Wednesday, February 8, 2017

Living By the Tides, Patterns, Rhythms, Present Tense


Living by the Tides . . . Patterns, Rhythms, Present Tense 

Each chapter of our lives has a rhythmic formula underlying out of which longer passages are developed. Finding peace and pace with these natural rhythms, the tides, within and without, is where we grow our edges into a sense of confident efficacy ,within the sea and seasons of our lives. 

On the flanks of the Olympic Mountains and bordering the saltwater are the Grandmother and Grandfather Trees, millions of them, infusing the oxygen-rich air with their exhale.
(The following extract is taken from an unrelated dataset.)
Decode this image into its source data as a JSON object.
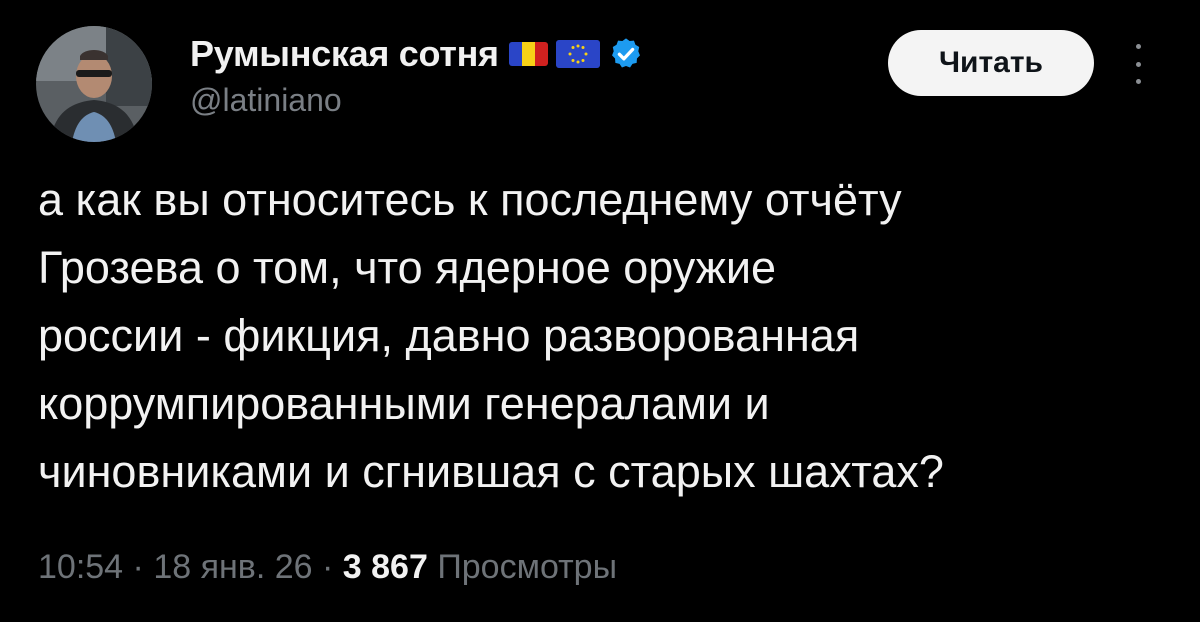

Elders in their own right, their toes are in the soil of mountains that are teenagers: the Red Rocks of Sedona, AZ --buttes, pillars and mesas--the erosional remains of the southern edge of the Colorado Plateau range in age from 300 to 340 million years ago--the plateau itself, out of which the Grand Canyon is carved, 6 million years old, then this compared to Mingus Mountain,  across the Verde Valley, erupting under the sea, when  what we now know as Sedona, was at the "South Pole, 1.8 billion years ago. So, on that scale, the Olympic Mountains are teenagers, the oldest rock material ranging between 55 to 65 million years ago--which compares to Sedona' youngest rock. These 'young' Olympic Mountains have their  feet in the Straight of Juan de Fuca.  

“Despite the sea being wild and the waves rolling away from the shore, the tide always returns.” 
― Katherine McIntyreBy the Sea

Anne Morrow-Lindbergh [Wikipedia] was an acclaimed author whose books and articles spanned the genres of poetry to nonfiction, touching upon topics as diverse as youth and age, love and marriage, peace, solitude and contentment, and the role of women in the 20th century.[ Lindbergh's Gift from the Sea is an essay-style work, taking shells on the beach for inspiration , reflecting on the lives of American women.

She writes: 

“This is what one thirsts for, I realize, after the smallness of the day, of work, of details, of intimacy - even of communication, one thirsts for the magnitude and universality of a night full of stars, pouring into one like a fresh tide.” 

and:

“When you love someone, you do not love them all the time, in exactly the same way, from moment to moment. It is an impossibility. It is even a lie to pretend to. And yet this is exactly what most of us demand. We have so little faith in the ebb and flow of life, of love, of relationships. We leap at the flow of the tide and resist in terror its ebb. We are afraid it will never return. We insist on permanency, on duration, on continuity; when the only continuity possible, in life as in love, is in growth, in fluidity - in freedom, in the sense that the dancers are free, barely touching as they pass, but partners in the same pattern.

The only real security is not in owning or possessing, not in demanding or expecting, not in hoping, even. Security in a relationship lies neither in looking back to what was in nostalgia, nor forward to what it might be in dread or anticipation, but living in the present relationship and accepting it as it is now. Relationships must be like islands, one must accept them for what they are here and now, within their limits - islands, surrounded and interrupted by the sea, and continually visited and abandoned by the tides.”